MBA Letters Address GSE Liquidity Requirements, ‘Living Wills’

The Mortgage Bankers Association submitted two comment letters yesterday to the Federal Housing Finance Agency.

The first letter offers recommendations on how FHFA can improve its framework for codifying new liquidity requirements for Fannie Mae and Freddie Mac. The second letter addresses an FHFA proposal to require Fannie and Freddie to develop and maintain “living wills” in the event one or both of them becomes insolvent. 

In the first letter, MBA addresses an FHFA proposal to codify new liquidity requirements for Fannie Mae and Freddie Mac. MBA President & CEO Robert Broeksmit, CMB, noted the proposed rule is intended to provide a framework that is far more robust than that which governed the Enterprises’ liquidity risk management before 2008.

MBA offered several recommendations on how they could improve this framework and also call out the need for more information about how the proposed requirements differ from those already in place through conservatorship. MBA recommended refinements to the proposed rule that would better calibrate the types of assets that satisfy various liquidity requirements. MBA also recommended adjustments to certain assumptions regarding expected cash inflows during stressed economic environments.

Additionally, MBA said FHFA should provide stakeholders with additional information regarding how the requirements and assumptions in the proposed rule differ from those currently in place. “This information is necessary to better understand the market impact of the proposed rule,” Broeksmit said.

The second letter addresses an FHFA proposal to require Fannie and Freddie to develop and maintain “living wills” in the event one or both of them becomes insolvent. Broeksmit said while MBA acknowledges living wills may be helpful in that situation, he said “more important reforms that are needed to decrease the likelihood of the GSEs failing or minimize the damage that their failure(s) would cause.”

“MBA recognizes the importance of ensuring that FHFA is well-equipped to address the potential insolvency of one or both Enterprises, while also acknowledging the existence of the Senior Preferred Stock Purchase Agreements (PSPAs) that make support available from the U.S. Treasury Department to the Enterprises,” Broeksmit said. “Establishment of resolution plans is a reasonable and prudent step to advance this objective.”

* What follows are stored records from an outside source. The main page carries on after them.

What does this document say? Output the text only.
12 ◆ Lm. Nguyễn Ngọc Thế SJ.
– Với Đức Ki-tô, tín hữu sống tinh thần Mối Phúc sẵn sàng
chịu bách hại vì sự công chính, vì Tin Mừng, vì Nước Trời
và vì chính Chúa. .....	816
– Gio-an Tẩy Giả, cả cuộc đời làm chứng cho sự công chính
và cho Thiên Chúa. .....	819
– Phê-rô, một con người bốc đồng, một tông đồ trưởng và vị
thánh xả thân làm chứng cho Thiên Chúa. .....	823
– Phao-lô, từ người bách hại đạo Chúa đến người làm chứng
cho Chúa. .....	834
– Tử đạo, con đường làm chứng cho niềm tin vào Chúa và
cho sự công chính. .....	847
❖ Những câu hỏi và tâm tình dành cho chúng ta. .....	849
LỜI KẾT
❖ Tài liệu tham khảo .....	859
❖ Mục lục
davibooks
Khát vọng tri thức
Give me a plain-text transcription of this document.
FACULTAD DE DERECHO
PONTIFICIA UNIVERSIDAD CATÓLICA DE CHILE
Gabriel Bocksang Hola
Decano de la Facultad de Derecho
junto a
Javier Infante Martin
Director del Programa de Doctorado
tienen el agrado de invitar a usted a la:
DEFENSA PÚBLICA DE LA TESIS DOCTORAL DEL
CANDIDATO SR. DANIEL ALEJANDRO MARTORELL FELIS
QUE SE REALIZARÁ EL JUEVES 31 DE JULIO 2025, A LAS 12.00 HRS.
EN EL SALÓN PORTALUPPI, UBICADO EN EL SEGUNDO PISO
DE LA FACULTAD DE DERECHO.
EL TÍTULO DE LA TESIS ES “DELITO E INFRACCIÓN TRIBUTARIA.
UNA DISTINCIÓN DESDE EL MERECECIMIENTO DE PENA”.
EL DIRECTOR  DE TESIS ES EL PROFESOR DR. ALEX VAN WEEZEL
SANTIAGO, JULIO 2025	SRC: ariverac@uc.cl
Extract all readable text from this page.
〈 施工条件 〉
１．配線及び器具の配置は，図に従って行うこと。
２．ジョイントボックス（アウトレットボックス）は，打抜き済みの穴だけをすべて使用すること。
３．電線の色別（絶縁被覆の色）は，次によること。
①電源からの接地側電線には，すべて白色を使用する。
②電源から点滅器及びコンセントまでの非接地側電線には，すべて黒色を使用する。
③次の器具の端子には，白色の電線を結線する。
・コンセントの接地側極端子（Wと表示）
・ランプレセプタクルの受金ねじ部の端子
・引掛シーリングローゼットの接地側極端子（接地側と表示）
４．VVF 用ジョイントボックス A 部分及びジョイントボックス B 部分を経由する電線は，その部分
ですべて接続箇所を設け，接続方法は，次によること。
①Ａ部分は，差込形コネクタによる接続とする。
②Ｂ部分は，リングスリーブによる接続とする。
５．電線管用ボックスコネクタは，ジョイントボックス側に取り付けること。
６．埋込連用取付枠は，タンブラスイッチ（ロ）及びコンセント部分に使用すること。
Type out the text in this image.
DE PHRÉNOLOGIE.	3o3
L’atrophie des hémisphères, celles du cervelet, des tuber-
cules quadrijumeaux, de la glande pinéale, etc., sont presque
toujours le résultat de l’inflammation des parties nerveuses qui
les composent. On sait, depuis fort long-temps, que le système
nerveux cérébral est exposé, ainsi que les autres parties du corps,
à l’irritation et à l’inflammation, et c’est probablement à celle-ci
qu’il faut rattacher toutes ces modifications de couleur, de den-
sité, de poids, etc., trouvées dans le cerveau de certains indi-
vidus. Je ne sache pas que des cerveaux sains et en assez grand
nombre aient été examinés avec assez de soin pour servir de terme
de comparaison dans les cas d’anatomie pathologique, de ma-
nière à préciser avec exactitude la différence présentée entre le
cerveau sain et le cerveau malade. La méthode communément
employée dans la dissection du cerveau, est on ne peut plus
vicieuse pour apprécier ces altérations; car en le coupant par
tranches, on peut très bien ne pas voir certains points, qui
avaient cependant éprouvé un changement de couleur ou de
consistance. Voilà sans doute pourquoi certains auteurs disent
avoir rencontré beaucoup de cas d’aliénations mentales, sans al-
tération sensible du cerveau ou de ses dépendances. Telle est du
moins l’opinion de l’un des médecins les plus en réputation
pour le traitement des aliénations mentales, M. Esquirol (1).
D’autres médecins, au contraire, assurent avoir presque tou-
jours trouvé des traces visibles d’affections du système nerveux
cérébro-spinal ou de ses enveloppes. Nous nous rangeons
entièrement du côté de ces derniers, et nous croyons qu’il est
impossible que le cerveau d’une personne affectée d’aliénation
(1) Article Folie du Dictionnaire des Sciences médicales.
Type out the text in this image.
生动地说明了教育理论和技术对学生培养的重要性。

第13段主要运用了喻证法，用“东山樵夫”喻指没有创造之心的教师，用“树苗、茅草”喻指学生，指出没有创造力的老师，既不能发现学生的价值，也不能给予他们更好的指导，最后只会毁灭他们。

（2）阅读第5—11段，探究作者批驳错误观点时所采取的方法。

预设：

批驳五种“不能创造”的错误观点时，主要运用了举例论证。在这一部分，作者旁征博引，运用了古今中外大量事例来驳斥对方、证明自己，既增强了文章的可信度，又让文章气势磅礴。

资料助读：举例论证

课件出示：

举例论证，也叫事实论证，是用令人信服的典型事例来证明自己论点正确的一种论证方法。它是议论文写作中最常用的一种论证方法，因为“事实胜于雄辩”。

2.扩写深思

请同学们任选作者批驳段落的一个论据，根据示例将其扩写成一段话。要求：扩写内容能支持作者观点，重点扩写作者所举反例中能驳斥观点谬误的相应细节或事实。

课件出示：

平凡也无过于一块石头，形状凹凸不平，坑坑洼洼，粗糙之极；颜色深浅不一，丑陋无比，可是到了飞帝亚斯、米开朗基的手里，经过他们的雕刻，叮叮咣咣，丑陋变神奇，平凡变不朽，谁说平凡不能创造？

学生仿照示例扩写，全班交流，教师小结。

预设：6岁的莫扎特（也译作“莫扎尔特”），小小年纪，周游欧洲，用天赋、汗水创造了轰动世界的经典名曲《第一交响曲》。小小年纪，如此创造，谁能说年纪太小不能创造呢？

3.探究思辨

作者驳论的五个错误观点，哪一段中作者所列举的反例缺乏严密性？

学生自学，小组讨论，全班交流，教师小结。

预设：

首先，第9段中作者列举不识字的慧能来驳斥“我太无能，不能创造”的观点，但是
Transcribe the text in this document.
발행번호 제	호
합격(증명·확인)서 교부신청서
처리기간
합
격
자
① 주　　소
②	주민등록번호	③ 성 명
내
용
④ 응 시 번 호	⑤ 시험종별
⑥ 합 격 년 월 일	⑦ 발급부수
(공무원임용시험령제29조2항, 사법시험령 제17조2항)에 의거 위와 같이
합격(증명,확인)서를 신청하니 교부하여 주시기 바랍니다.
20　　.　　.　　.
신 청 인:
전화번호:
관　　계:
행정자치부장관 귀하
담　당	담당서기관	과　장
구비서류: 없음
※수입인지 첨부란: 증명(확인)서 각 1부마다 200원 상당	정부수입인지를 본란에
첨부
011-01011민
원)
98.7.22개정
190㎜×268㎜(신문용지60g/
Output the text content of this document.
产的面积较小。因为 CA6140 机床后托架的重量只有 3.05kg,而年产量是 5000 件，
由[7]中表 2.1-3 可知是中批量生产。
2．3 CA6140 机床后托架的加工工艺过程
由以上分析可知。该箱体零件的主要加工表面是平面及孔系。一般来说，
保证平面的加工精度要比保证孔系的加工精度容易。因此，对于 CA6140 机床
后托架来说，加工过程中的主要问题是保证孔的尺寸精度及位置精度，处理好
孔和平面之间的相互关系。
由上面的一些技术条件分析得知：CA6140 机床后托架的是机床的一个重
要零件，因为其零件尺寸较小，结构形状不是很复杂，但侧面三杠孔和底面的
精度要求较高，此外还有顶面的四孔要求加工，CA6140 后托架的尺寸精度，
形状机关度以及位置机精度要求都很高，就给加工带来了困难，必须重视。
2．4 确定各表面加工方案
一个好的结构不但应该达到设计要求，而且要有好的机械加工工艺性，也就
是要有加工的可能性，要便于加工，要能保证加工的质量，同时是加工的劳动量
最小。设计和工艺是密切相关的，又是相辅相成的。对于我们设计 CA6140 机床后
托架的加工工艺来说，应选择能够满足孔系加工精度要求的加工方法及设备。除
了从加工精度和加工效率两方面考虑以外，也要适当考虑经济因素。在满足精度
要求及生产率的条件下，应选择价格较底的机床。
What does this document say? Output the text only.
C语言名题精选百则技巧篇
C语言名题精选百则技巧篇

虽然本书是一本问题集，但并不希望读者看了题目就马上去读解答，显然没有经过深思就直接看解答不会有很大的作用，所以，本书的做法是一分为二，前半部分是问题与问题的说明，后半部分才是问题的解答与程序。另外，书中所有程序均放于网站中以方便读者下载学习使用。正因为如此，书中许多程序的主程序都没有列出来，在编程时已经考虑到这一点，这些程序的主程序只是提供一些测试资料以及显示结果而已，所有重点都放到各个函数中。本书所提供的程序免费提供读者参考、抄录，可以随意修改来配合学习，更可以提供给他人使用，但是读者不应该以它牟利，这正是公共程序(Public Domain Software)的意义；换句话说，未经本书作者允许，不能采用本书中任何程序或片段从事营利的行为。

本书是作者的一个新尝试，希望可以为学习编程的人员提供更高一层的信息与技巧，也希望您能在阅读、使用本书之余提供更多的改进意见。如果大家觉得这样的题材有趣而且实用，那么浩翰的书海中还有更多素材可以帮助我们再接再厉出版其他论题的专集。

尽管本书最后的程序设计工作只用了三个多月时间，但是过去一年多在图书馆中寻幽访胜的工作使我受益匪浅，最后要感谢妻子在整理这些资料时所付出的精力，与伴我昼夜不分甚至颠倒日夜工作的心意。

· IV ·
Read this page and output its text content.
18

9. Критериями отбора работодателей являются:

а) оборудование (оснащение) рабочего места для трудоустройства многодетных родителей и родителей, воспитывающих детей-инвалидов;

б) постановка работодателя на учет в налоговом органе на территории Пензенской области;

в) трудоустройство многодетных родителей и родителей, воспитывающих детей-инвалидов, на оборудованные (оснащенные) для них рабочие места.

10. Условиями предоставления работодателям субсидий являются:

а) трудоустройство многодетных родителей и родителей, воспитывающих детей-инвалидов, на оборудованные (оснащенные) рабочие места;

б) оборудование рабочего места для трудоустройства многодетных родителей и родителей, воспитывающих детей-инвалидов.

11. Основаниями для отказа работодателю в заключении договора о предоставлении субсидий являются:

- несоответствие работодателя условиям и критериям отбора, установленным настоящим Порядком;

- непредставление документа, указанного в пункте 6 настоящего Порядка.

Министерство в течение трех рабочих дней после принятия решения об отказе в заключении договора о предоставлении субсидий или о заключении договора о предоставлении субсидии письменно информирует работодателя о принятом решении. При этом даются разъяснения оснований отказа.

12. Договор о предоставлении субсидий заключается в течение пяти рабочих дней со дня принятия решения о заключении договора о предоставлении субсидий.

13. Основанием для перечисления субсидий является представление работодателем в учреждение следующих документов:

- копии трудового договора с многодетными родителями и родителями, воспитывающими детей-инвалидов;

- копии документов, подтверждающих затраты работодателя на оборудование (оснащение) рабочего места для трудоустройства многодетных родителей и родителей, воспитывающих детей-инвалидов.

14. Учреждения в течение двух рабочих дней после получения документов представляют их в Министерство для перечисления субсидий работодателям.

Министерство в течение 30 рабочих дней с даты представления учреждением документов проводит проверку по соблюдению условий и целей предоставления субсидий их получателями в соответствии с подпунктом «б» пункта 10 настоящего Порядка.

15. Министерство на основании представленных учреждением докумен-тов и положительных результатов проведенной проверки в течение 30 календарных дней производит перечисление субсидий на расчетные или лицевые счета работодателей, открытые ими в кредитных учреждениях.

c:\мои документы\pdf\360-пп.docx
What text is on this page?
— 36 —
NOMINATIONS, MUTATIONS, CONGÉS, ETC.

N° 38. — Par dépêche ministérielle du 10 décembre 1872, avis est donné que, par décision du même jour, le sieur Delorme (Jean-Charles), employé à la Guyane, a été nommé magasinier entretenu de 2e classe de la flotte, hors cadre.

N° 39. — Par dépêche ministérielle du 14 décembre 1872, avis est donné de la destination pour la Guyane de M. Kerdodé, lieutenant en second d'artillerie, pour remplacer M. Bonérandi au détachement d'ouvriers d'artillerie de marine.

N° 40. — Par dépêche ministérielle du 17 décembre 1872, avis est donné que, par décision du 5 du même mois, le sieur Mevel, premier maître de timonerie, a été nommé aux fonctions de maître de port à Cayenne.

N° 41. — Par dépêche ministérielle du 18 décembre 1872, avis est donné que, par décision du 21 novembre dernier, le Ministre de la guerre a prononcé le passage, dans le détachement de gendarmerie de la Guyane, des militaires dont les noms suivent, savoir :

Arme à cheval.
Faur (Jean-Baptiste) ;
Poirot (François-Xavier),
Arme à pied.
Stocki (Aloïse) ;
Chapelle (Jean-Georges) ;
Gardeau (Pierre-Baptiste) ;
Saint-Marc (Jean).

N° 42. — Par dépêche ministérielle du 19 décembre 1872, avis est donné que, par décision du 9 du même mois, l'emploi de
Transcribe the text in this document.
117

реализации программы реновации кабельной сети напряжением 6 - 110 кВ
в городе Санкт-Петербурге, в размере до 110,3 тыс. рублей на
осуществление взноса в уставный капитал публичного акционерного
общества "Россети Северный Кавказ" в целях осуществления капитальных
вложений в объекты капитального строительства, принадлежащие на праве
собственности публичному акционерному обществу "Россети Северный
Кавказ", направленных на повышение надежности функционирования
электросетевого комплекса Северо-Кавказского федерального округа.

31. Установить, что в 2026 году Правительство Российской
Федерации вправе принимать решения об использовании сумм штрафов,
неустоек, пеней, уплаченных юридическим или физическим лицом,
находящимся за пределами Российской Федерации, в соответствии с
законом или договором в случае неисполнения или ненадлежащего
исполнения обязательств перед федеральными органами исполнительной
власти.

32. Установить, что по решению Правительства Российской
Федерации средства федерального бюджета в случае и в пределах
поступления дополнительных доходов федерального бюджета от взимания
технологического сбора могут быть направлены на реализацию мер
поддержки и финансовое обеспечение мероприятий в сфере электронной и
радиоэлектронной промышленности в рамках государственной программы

MBA said detailed and specific resolution plans should help FHFA undertake receivership activities in the most efficient manner in the event it ever were required to do so. Despite this expected benefit of the proposed rule, however, MBA said FHFA should acknowledge that it is “highly unlikely that the development of resolution plans would prevent severe market disruption if one or both Enterprises were to be put into receivership.”

“Resolution plans may help FHFA achieve a more efficient process of instituting receivership, but they are unlikely, on their own, to make such a receivership process ‘rapid and orderly’ with respect to the broader impact on both the primary and secondary mortgage markets,” Broeksmit wrote. “The inability of well-crafted resolution plans to avert market turmoil in the event of an insolvent Enterprise, however, is not a reason for FHFA to abandon this effort. FHFA instead should recognize this reality in its own preparations for a potential receivership of one or both Enterprises.”

More broadly, MBA said, the expected market turmoil due to an insolvent Enterprise highlights the critical need for reforms – many of which are legislative in nature – that would reduce the likelihood of an Enterprise’s insolvency or reduce the severity of any resulting market disruption. These reforms include those related to an improved safety-and-soundness framework, utility-style regulation, FHFA chartering authority for new guarantors, and an explicit federal guarantee on pass-through securities issued by the Enterprises.